Asbestos exposure occurs when people come into contact with asbestos fibers. The most common type of exposure to asbestos is from inhalation of white asbestos powder. Asbestos, according to the U.S. Occupational Safety and Health Administration (OSHA), has caused more harm to public health than any other toxic substance. Nearly 28 million people were exposed through the workplace between 1940 and 1970, with millions of others suffering secondary exposure.

Inhalation of airborne asbestos fibers is the most common route of exposure, although ingestion is equally carcinogenic. Inhalation exposure to asbestos occurs when rigid asbestos particles become lodged in the respiratory tract. Once embedded in the soft tissue there, they are very difficult for the body to remove or break down.

Over time, these particles may form scar tissue, which can increase the chances of developing lung cancer, asbestosis, or mesothelioma. While there is no safe level of asbestos exposure, health risks increase at greater concentrations and durations of exposure.

Which Type of Asbestos are People Exposed to Most Often?

Chrysotile is a white, powdery form of asbestos that accounted for up to 95% of all asbestos use between 1940 and 1970 and is responsible for the greatest number of associated health problems.  Millions of Americans have been exposed to asbestos in both occupational settings and within residences due to airborne asbestos fibers carried home on the clothing and hair of workers.

What are the Physical Effects of Asbestos Exposure?

Because airborne asbestos particles are microscopic, most people who were exposed were unaware that they were breathing these toxic fibers. Once inhaled, the particles lodge within the tissues of the respiratory tract and accumulate over time. Due to their rigid properties, they are very difficult to break down by normal metabolic processes. As a result, inflammation and/or scarring of tissues is likely to develop and may lead to an asbestos related disease later in life.

Mesothelioma is a form of cancer which develops in the lining of the lungs and/or abdominal tissues and is associated strictly with exposure to asbestos. The chances of developing lung cancer are increased in those who have been exposed to asbestos, particularly when those same individuals have smoked cigarettes. Asbestosis is a disorder within the lungs that leads to shortness of breath, coughing and other respiratory problems and may eventually develop into a more serious disorder.

Is There a Safe Level of Exposure to Asbestos?

While there is no safe level of exposure to asbestos, the health hazards increase with exposure to greater concentrations of asbestos over a longer duration of time. Asbestos reached its peak level of use between 1940 and 1970, during which time nearly 28 million Americans were exposed to the fibers in an occupational setting.
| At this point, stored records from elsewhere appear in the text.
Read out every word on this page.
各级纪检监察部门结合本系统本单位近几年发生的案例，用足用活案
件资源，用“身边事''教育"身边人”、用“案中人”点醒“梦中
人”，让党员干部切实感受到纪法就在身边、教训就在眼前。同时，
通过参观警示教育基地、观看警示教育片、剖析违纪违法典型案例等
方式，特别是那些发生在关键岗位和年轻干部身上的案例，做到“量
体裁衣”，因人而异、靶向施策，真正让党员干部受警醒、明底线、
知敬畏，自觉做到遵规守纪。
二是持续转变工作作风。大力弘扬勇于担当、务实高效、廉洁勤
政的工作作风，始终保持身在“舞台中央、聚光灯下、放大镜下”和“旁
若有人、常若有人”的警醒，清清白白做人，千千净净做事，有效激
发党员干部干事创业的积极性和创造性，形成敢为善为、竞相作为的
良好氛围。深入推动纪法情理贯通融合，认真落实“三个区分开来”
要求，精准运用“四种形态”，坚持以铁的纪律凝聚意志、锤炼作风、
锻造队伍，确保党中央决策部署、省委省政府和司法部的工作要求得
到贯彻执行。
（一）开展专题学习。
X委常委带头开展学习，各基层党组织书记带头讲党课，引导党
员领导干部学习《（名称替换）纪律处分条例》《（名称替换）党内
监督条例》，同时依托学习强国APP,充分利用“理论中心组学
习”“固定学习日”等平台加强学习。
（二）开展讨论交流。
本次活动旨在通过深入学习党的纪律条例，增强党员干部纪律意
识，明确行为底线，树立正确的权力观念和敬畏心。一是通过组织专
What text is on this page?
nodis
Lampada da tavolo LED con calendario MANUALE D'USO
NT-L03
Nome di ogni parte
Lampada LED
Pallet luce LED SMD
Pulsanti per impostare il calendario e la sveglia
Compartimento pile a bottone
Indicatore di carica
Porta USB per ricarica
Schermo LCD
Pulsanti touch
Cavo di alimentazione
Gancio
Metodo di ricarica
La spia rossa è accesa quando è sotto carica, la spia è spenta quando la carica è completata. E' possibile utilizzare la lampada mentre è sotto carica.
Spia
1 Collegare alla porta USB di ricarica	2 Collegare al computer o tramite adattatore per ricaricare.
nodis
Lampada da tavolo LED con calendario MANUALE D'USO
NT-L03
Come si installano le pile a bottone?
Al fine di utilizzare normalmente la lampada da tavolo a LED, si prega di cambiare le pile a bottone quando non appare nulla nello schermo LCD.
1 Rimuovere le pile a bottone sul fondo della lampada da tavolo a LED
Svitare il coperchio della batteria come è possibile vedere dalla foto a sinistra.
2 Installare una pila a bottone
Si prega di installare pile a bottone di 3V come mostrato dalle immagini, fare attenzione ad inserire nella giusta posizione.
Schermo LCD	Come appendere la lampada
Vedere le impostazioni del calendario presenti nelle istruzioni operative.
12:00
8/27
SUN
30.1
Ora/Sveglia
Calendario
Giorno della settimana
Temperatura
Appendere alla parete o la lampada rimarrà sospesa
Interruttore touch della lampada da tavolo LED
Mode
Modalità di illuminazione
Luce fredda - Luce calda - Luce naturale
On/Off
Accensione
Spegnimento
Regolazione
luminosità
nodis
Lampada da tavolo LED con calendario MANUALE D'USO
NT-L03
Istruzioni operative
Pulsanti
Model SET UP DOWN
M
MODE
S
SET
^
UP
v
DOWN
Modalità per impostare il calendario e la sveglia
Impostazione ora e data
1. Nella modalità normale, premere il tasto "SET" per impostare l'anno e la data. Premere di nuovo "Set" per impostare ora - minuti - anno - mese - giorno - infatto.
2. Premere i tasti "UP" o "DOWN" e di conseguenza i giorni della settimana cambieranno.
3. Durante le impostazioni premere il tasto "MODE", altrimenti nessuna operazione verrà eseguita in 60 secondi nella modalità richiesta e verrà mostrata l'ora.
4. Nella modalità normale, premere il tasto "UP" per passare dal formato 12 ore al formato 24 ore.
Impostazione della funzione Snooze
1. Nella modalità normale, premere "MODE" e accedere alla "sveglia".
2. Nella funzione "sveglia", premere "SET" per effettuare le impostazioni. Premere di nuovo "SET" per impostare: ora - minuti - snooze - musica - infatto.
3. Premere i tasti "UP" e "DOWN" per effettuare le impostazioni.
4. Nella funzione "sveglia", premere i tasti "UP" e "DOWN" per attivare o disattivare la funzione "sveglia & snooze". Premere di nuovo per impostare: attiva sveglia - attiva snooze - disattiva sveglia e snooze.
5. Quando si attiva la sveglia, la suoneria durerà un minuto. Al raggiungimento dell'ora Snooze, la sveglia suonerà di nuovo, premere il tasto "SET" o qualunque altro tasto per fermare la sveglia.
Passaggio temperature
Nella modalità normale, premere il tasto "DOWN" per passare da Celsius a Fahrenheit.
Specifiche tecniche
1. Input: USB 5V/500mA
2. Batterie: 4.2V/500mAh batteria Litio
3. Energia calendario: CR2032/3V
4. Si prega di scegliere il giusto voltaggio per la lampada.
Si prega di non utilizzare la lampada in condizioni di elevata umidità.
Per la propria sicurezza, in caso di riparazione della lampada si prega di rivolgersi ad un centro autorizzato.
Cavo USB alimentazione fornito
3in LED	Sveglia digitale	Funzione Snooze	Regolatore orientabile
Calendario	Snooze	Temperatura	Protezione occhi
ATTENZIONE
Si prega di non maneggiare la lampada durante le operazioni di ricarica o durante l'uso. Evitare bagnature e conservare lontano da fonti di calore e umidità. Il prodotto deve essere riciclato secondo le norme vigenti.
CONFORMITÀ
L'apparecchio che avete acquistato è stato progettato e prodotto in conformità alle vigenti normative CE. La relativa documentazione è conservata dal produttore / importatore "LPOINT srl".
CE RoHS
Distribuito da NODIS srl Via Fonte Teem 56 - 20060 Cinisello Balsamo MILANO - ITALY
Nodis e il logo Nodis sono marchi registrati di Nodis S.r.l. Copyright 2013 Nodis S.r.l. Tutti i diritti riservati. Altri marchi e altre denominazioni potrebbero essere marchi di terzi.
The U.S. Occupational Safety and Health Administration (OSHA) claims that asbestos fibers have been more damaging to public health than any other material in history.

Sadly, many of the manufacturers and organizations who added asbestos to as many as 3000 different consumer products were aware of the dangers yet continued utilizing the substance for decades as a result of greed and lack of concern for human lives. Governmental regulations and litigation have reduced the number of people who are exposed to asbestos each year, although the risk continues for workers in certain industries.

Secondary Exposure Impacted Women and Children

Before governmental regulations were in place, asbestos was handled haphazardly in most situations and workers were not required to remove their asbestos covered clothing before leaving the workplace. As a result, millions of additional Americans, mainly women and children, were secondarily exposed to asbestos fibers when their husband or father returned home.

Women who washed clothing in small, poorly ventilated laundry rooms on a nearly daily basis may be at the greatest risk of developing an asbestos related disease, particularly because their smaller lung capacities make them more susceptible to these types of illnesses. Children who greeted their fathers with hugs were also vulnerable, in part due to their extremely small lung volumes.

Chrysotile Comprised the Majority of Asbestos Usage

Six different types of naturally occurring asbestos exist, yet the white, powdery form known as chrysotile comprised as much as 95 percent of all asbestos usage within the nation. Although this is not inherently the most dangerous form of asbestos, its widespread use has been and remains responsible for the greatest amount of exposure in both past and present situations.

Veterans who served in the Navy during WWII or the Korean War represent the group of individuals suffering from the greatest number of asbestos related disorders, although workers employed in nearly any manufacturing industry in the mid twentieth century were also likely exposed. Some workers continue to be at risk today, as asbestos containing materials remain in countless numbers of older homes, commercial buildings and industrial facilities.